Padilla, 29, is the mother of three boys and that's who she says she took the class for.

"I heard good things about the class from friends. I feel like I am borderline ready to buy a house, but I wanted to get it right," said Padilla. "I see all the foreclosure and people struggling with payments and I just wanted to do it right. I don't want to go in and then have to get right back out."

A Dorchester native, Padilla is currently working as on EMT and is planning on starting nursing school at Roxbury Community College in the spring. As the 15,000th graduate, she received a gift bag containing a $25 certificate to Norfolk Hardware and a free one-year membership to the Boston Building Materials Cooperative among other things.

"Its funny, when I was going through the registration to find out who the 15,000th person was, it kind of was perfect," said Fernandez. "Here's this person who is working a job and a half and has three children and she lives in the community, she was very engaged, taking notes and so everything in me was like 'Yes, yes.' It just kind of fit."

"It's exciting," said Padilla. "I wasn't expecting it. I just signed up for the class. I guess it's just the luck of the draw."

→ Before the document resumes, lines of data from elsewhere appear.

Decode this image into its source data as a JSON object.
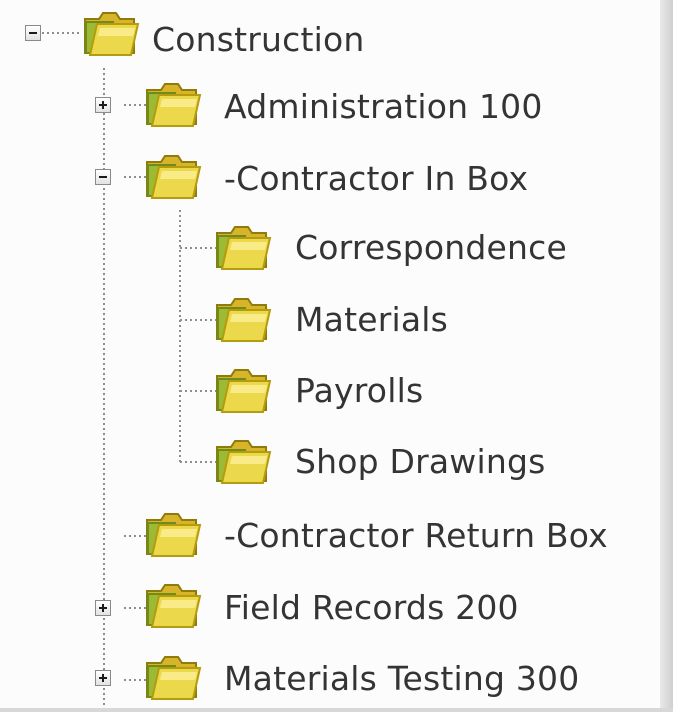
{
  "tree": {
    "root": {
      "label": "Construction",
      "state": "expanded",
      "icon": "folder-icon"
    },
    "items": [
      {
        "label": "Administration 100",
        "state": "collapsed",
        "icon": "folder-icon"
      },
      {
        "label": "-Contractor In Box",
        "state": "expanded",
        "icon": "folder-icon"
      },
      {
        "label": "Correspondence",
        "state": "leaf",
        "icon": "folder-icon"
      },
      {
        "label": "Materials",
        "state": "leaf",
        "icon": "folder-icon"
      },
      {
        "label": "Payrolls",
        "state": "leaf",
        "icon": "folder-icon"
      },
      {
        "label": "Shop Drawings",
        "state": "leaf",
        "icon": "folder-icon"
      },
      {
        "label": "-Contractor Return Box",
        "state": "leaf",
        "icon": "folder-icon"
      },
      {
        "label": "Field Records 200",
        "state": "collapsed",
        "icon": "folder-icon"
      },
      {
        "label": "Materials Testing 300",
        "state": "collapsed",
        "icon": "folder-icon"
      }
    ]
  },
  "colors": {
    "folder_light": "#ecd84b",
    "folder_dark": "#b59b0e",
    "folder_green": "#79952a",
    "text": "#343434",
    "tree_line": "#8d8d8d"
  }
}
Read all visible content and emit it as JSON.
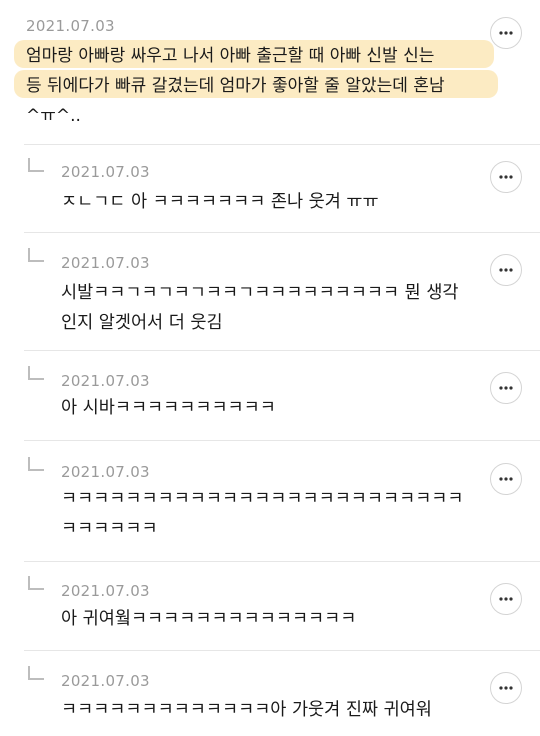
{
  "comments": [
    {
      "date": "2021.07.03",
      "text": "엄마랑 아빠랑 싸우고 나서 아빠 출근할 때 아빠 신발 신는\n등 뒤에다가 빠큐 갈겼는데 엄마가 좋아할 줄 알았는데 혼남\n^ㅠ^..",
      "more_icon": "more-horizontal-icon"
    },
    {
      "date": "2021.07.03",
      "text": "ㅈㄴㄱㄷ 아 ㅋㅋㅋㅋㅋㅋㅋ 존나 웃겨 ㅠㅠ",
      "reply_icon": "reply-arrow-icon",
      "more_icon": "more-horizontal-icon"
    },
    {
      "date": "2021.07.03",
      "text": "시발ㅋㅋㄱㅋㄱㅋㄱㅋㅋㄱㅋㅋㅋㅋㅋㅋㅋㅋㅋ 뭔 생각\n인지 알겟어서 더 웃김",
      "reply_icon": "reply-arrow-icon",
      "more_icon": "more-horizontal-icon"
    },
    {
      "date": "2021.07.03",
      "text": "아 시바ㅋㅋㅋㅋㅋㅋㅋㅋㅋㅋ",
      "reply_icon": "reply-arrow-icon",
      "more_icon": "more-horizontal-icon"
    },
    {
      "date": "2021.07.03",
      "text": "ㅋㅋㅋㅋㅋㅋㅋㅋㅋㅋㅋㅋㅋㅋㅋㅋㅋㅋㅋㅋㅋㅋㅋㅋㅋ\nㅋㅋㅋㅋㅋㅋ",
      "reply_icon": "reply-arrow-icon",
      "more_icon": "more-horizontal-icon"
    },
    {
      "date": "2021.07.03",
      "text": "아 귀여웤ㅋㅋㅋㅋㅋㅋㅋㅋㅋㅋㅋㅋㅋㅋ",
      "reply_icon": "reply-arrow-icon",
      "more_icon": "more-horizontal-icon"
    },
    {
      "date": "2021.07.03",
      "text": "ㅋㅋㅋㅋㅋㅋㅋㅋㅋㅋㅋㅋㅋ아 가웃겨 진짜 귀여워",
      "reply_icon": "reply-arrow-icon",
      "more_icon": "more-horizontal-icon"
    }
  ],
  "colors": {
    "highlight": "#fbe7b8",
    "date": "#9a9a9a",
    "text": "#1a1a1a",
    "divider": "#e6e6e6"
  }
}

Founded in 1985 by Lew Finfer, MAHA exists to help educate new home buyers about the dos and don'ts and the potential pitfalls of living the American dream. From the first meeting with the realtor to closing the deal to repairing the garbage disposal, MAHA covers every aspect of the process with both pre-purchase and post-purchase classes.

"I went through the process with my parents," said Fernandez. "They were getting older, immigrants to the United States and were able to purchase a home, but kind of got caught up in a lot of the same pitfalls that people get caught up in if they don't take the class."

When the US economy took a rapid downward spiral in late 2008, one of the major factors was predatory lending. Loan companies took advantage of people who weren't properly educated on the home-buying. With the economic crisis, they lost their hopes and dreams.

MAHA wants to change that so that it doesn't continue to happen to good people who just want to provide for their families.

"Education is the key [to this process] and feeling empowered and making them feel comfortable with waiting," said Fernandez. "It's teaching them how to put emotions aside and saying, 'Can I really do this. Is it feasible?'"

Tom Callahan, who has been with program almost since its inception, serves as its director. The changes he has seen in the housing market leads him to believe that the program and others like it are needed now more than ever.

"In the last six or seven years, the mortgage companies who were not regulated like banks, offered loans that were too good to be true, said Callahan. "We battled against that in the last seven years. We filed legislation to create the same type of community reinvestment law that applies to banks to apply to mortgage companies."

The program is also responsible for helping to pass regulations for the mortgage companies into law. In November 2007, the Mortgage Lender Community Investment Law was passed and took effect in late 2008. It extends regulations similar to those of the Community Reinvestment Act to mortgage lenders. Massachusetts is the first state to have a law of this kind.

"These next couple of months will be the first time that the state goes in and examines mortgage companies as well as banks for how responsibly they are meeting the community's credit needs," he said. "It's also another source of frustration because if that law had been on the books seven or eight years ago, we would be in the situation that we are in now."

Although a law is now in place to help stem predatory lending, the class is still needed. There are many ways one can go wrong in the home buying process, and that is what Hilda and the other counselors try to impart to their students. For Damaris, there is one big lesson that she has learned from the class.

"I can't really trust anybody," she said. "Yea, I can take opinions from people, but kind of lead it on my own. Just because people say 'Yea, this is the way it's gonna be,' doesn't mean they are being honest about it."